In response to defendants' motion, plaintiff points to the fact that defendants derive a stipend from allowing individuals to reside in their home and claims that the roof work benefitted a commercial enterprise, as a result of which the homeowner's exemption is not applicable. While the material facts are not in dispute, we disagree with plaintiff's legal conclusion. In 2004, defendants became certified to operate a family care home under a program with the Office for People with Developmental Disabilities. Under this program, defendants have provided a residence to four individuals with disabilities in a family setting (see Mental Hygiene Law § 41.34) and receive a monthly stipend for the services they provide to each of the residents. However, defendants have resided in the home since they purchased it, did not make any renovations to the residence for the purpose of becoming family care providers and do not operate as a corporation, partnership or limited liability company. While defendants have received stipends for the care provided to the individuals in question and have used their residence to provide this care, plaintiff has failed to present any facts which would demonstrate that defendants' receipt of these stipends transformed the residence into a purely commercial enterprise so as to render the homeowner's exemption inapplicable (see Bartoo v. Buell, 87 N.Y.2d at 368, 639 N.Y.S.2d 778, 662 N.E.2d 1068; Castellanos v. United Cerebral Palsy Assn. of Greater Suffolk, Inc., 77 A.D.3d 879, 880, 909 N.Y.S.2d 757 [2010], lv. denied 16 N.Y.3d 704, 919 N.Y.S.2d 119, 944 N.E.2d 657 [2011]; Crowningshield v. Kim, 19 A.D.3d 975, 976–977, 798 N.Y.S.2d 172 [2005], lv. denied 5 N.Y.3d 711, 806 N.Y.S.2d 161, 840 N.E.2d 130 [2005]; Rivera v. Revzin, 163 A.D.2d 896, 897, 559 N.Y.S.2d 74 [1990], lv. denied 79 N.Y.2d 760, 584 N.Y.S.2d 448, 594 N.E.2d 942 [1992] ). Nor has plaintiff raised facts that would negate a showing by defendants that the site and purpose of the roof work was directly related to their residence. Accordingly, we are of the view that no issues of fact exist that would prevent a determination, as a matter of law, that the homeowner's exemption applied (see Bartoo v. Buell, 87 N.Y.2d at 368–369, 639 N.Y.S.2d 778, 662 N.E.2d 1068; Allen v. Fiori, 277 A.D.2d 674, 674, 716 N.Y.S.2d 414 [2000]; Stone v. Altarac, 305 A.D.2d at 849–850, 761 N.Y.S.2d 109; cf. Battease v. Harrington, 90 A.D.3d 1124, 1125, 935 N.Y.S.2d 152 [2011] ).

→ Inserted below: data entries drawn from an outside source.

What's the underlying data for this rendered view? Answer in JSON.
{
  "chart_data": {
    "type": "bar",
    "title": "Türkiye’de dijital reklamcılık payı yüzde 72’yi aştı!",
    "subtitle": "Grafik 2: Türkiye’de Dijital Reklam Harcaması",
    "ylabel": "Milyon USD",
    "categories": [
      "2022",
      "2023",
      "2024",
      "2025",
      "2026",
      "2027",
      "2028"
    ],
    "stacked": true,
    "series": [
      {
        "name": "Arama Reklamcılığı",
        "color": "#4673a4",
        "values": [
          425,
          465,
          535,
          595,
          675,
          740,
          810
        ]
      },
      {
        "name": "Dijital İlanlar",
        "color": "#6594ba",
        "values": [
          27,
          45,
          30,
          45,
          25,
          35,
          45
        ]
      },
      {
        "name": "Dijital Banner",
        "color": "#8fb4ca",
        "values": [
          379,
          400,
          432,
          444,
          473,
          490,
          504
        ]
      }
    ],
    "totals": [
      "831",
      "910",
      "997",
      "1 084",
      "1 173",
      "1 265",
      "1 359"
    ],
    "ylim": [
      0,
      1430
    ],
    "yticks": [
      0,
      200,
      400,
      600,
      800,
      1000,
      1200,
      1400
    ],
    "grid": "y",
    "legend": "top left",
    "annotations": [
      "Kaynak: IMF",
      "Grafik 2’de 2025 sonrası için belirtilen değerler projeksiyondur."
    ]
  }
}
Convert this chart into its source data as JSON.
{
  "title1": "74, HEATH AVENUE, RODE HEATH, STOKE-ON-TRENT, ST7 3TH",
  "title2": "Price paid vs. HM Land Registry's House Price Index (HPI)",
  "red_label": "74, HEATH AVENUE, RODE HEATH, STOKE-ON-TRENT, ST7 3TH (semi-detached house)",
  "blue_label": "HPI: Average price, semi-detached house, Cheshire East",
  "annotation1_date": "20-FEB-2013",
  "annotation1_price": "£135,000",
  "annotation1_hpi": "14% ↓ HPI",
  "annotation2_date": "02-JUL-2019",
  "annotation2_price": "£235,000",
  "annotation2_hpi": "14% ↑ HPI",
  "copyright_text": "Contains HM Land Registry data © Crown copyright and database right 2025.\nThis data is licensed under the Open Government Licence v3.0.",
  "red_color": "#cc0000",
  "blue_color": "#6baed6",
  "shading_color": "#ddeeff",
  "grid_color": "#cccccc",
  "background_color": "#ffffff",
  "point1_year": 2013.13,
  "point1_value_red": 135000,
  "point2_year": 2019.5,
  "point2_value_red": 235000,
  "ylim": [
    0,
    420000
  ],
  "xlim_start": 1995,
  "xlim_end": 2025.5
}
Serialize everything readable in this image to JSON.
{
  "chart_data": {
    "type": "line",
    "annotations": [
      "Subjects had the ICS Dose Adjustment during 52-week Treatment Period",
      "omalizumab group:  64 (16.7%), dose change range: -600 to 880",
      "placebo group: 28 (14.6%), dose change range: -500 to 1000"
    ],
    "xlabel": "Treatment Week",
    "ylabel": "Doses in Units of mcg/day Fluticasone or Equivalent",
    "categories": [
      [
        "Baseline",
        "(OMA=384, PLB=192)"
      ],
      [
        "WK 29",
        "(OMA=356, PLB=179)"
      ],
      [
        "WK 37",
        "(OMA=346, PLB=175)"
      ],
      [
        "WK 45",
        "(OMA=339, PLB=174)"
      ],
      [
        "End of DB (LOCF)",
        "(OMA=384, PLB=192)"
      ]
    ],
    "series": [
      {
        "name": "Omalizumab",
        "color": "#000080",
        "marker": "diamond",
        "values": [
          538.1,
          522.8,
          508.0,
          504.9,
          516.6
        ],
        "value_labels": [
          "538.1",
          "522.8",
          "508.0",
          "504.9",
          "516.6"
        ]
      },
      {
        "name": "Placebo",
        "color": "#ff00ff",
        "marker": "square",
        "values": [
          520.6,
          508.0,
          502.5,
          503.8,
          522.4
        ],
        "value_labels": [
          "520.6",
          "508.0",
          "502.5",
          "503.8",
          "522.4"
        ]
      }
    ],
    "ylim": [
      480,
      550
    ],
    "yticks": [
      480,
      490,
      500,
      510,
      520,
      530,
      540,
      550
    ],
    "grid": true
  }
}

Moreover, the homeowner's exemption “was enacted to protect those people who, lacking business sophistication, would not know or anticipate the need to obtain insurance to cover them against the absolute liability imposed by” the Labor Law (Lombardi v. Stout, 80 N.Y.2d 290, 296, 590 N.Y.S.2d 55, 604 N.E.2d 117 [1992]; see Hook v. Quattrociocchi, 231 A.D.2d 882, 883, 647 N.Y.S.2d 881 [1996] ). Defendants here met that description, and becoming licensed family care providers for four developmentally disabled individuals did not transform them into sophisticated business persons so as to render the homeowner's exemption inapplicable. Accordingly, plaintiff has failed to raise any triable questions of fact, and Supreme Court properly granted defendants' motion for summary judgment dismissing the complaint.

ORDERED that the order is affirmed, with one bill of costs.


PETERS, P.J., GARRY and EGAN JR., JJ., concur.